Momentos de tensión, entonces, comenzaron a carcomer el mundo todo. Colin Powell, secretario de Estado norteamericano, consultaba con George W. Bush, memorando, quizá, sus proezas en la operación Tormenta del Desierto. Kofi Annan, secretario general de las Naciones Unidas, abogaba por el diálogo entre las partes. Romano Prodi, presidente de la Comisión Europea, instaba a Marruecos a deponer su actitud. Y, del otro lado de la trinchera, la Liga Arabe y la Organización de la Conferencia Islámica, invitados a la boda, a diferencia del rey Juan Carlos, olían pólvora en lugar de dátiles debajo de sus turbantes.
Sonaban trompetas, mientras tanto, en Rabat, añorando, muchos, las casi cuatro décadas de autocracia de Hassan II, finado padre de Mohamed. Un monarca aggiornado, casi occidentalizado. Convencido, no obstante ello, de que no era España contra Marruecos, o viceversa, sino Europa contra África. Occidente contra Oriente. La democracia contra la dictadura. La libertad contra la crueldad. El bien contra el mal. Otro choque de civilizaciones. Hipótesis de conflicto frecuente, en definitiva, desde el 11 de septiembre.
Iba a ser, también, otra prueba de fuego para la OTAN después de Kosovo y de Afganistán. Con una baja tremenda: José Antonio Camacho, director técnico del seleccionado español, renunció después del Mundial. No hizo falta, en realidad. Como no hizo falta apelar a las tácticas de Rambo, ni de Pelotón, ni de Apocalipsis Now, ni de Combate.

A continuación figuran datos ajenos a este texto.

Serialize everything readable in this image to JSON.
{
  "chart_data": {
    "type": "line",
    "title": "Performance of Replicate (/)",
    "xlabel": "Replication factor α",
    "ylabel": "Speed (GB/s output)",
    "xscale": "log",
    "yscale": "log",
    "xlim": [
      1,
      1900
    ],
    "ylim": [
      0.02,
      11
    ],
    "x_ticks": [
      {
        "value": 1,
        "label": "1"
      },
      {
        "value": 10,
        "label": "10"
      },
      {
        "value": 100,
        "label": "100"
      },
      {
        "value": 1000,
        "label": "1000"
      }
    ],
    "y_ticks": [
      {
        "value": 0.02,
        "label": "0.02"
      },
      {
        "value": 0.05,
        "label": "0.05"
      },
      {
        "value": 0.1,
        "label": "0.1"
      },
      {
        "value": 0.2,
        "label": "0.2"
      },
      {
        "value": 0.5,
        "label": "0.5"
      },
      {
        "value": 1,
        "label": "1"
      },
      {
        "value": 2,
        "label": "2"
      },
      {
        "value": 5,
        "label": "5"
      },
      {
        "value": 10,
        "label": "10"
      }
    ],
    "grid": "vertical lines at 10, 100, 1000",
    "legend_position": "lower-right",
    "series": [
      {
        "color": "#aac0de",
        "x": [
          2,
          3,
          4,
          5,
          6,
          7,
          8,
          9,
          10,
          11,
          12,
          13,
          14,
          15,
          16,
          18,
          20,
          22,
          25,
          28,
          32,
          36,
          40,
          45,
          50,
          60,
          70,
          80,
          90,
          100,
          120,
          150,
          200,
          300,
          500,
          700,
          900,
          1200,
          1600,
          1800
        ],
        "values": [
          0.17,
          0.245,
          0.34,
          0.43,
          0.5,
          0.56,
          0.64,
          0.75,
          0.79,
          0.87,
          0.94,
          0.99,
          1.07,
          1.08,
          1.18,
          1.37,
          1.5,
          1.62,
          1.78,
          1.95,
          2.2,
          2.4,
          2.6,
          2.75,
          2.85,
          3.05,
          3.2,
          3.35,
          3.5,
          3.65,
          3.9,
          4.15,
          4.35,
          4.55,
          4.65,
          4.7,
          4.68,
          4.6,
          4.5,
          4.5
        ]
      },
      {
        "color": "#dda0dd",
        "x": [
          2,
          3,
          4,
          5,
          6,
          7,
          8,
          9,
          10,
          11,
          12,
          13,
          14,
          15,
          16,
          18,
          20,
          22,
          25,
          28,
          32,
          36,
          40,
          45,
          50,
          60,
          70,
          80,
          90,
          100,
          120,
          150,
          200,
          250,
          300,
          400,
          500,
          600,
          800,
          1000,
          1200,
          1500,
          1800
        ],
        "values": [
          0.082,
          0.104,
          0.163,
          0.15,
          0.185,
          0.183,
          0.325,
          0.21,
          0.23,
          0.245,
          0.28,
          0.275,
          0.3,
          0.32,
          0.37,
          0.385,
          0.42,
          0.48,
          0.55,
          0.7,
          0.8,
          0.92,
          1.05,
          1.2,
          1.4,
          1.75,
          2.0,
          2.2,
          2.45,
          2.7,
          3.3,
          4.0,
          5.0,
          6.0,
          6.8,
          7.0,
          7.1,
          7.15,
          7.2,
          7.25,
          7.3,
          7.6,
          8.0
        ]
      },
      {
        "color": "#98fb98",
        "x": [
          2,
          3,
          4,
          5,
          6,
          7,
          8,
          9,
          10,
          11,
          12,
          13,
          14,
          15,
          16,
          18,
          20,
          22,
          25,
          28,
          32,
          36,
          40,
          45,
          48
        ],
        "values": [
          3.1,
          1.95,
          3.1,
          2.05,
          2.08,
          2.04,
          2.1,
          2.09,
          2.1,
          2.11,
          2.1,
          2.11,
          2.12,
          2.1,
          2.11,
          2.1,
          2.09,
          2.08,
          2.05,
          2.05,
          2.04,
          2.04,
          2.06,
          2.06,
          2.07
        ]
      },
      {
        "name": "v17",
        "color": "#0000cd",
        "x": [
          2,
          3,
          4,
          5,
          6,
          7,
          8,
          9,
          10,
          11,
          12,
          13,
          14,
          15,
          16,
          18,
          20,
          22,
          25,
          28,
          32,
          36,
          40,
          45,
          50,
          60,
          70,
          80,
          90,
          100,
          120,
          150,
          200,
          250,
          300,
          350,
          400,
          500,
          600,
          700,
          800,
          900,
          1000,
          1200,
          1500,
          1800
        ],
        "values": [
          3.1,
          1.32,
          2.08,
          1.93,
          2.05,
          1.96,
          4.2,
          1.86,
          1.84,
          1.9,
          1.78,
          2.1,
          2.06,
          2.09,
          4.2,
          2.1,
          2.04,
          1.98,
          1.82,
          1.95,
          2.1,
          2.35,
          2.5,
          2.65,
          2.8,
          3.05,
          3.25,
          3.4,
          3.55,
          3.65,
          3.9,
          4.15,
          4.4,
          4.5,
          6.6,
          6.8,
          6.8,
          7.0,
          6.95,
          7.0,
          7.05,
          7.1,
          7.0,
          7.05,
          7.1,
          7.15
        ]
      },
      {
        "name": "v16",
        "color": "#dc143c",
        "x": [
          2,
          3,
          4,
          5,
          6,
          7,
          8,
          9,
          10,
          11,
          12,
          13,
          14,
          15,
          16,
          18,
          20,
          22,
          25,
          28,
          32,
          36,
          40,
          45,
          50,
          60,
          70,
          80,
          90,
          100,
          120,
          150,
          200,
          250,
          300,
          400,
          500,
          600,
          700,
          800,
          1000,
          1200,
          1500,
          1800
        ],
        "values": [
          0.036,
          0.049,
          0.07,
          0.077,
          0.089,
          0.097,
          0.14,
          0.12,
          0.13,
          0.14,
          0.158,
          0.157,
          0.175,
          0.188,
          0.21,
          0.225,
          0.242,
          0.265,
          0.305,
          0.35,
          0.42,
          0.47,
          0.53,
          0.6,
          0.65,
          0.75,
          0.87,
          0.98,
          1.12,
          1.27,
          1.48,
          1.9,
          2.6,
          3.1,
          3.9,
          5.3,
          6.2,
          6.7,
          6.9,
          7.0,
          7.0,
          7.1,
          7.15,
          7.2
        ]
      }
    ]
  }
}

Perejil, Leila en árabe, cobró identidad por sí sola.
Terminó siendo crucial el factor sorpresa para el éxito de la operación Romeo Sierra, ejecutada al alba. El ejército usurpador, apenas seis infantes de marina que habían relevado a seis gendarmes, se rindió de inmediato ante las feroces advertencias proferidas en árabe y en francés desde megáfonos. En oídos de un argentino resentido: «¡Que si no os rendís vamos a comprar vuestras compañías públicas, vamos a apoyar la convertibilidad y, después, vamos a exigiros un plan de desarrollo sustentable!» No hubo un solo tiro.

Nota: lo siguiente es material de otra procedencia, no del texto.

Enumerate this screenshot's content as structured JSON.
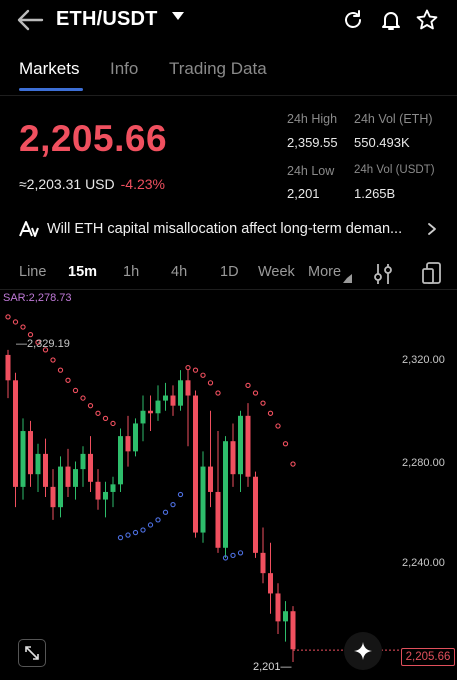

Moraleja: la bandera española, después de que los soldados escalaron con gestos adustos y recios la loma de Perejil como si fuera la falla de Marte, flameó de nuevo, sombreando su holgada superficie de 13,5 hectáreas. A un par de cuadras, o 200 metros, de Marruecos. Desde cuyas orillas empezaron a llover pedradas e insultos contra la flota enemiga. Hasta que ayer se llegó a un acuerdo y Madrid iniciaba el repliegue.
Dramático epílogo de la recuperación de un islote que, para los propios españoles, no valía ni el combustible de una patrullera. ¿Seguro? Hasta cierto punto. En los seis días de ocupación, o de provocación, Mohamed parecía más interesado en los arreglos florales que en las fragatas misilísticas. Pero, en el fondo, estaba usando su boda como pantalla de una escalada ínfima, invisible, como Perejil en el mapa, con la cual, ignorando los reclamos de Aznar, del gobierno danés, de la Unión Europea y de la OTAN, vulneraba el derecho internacional.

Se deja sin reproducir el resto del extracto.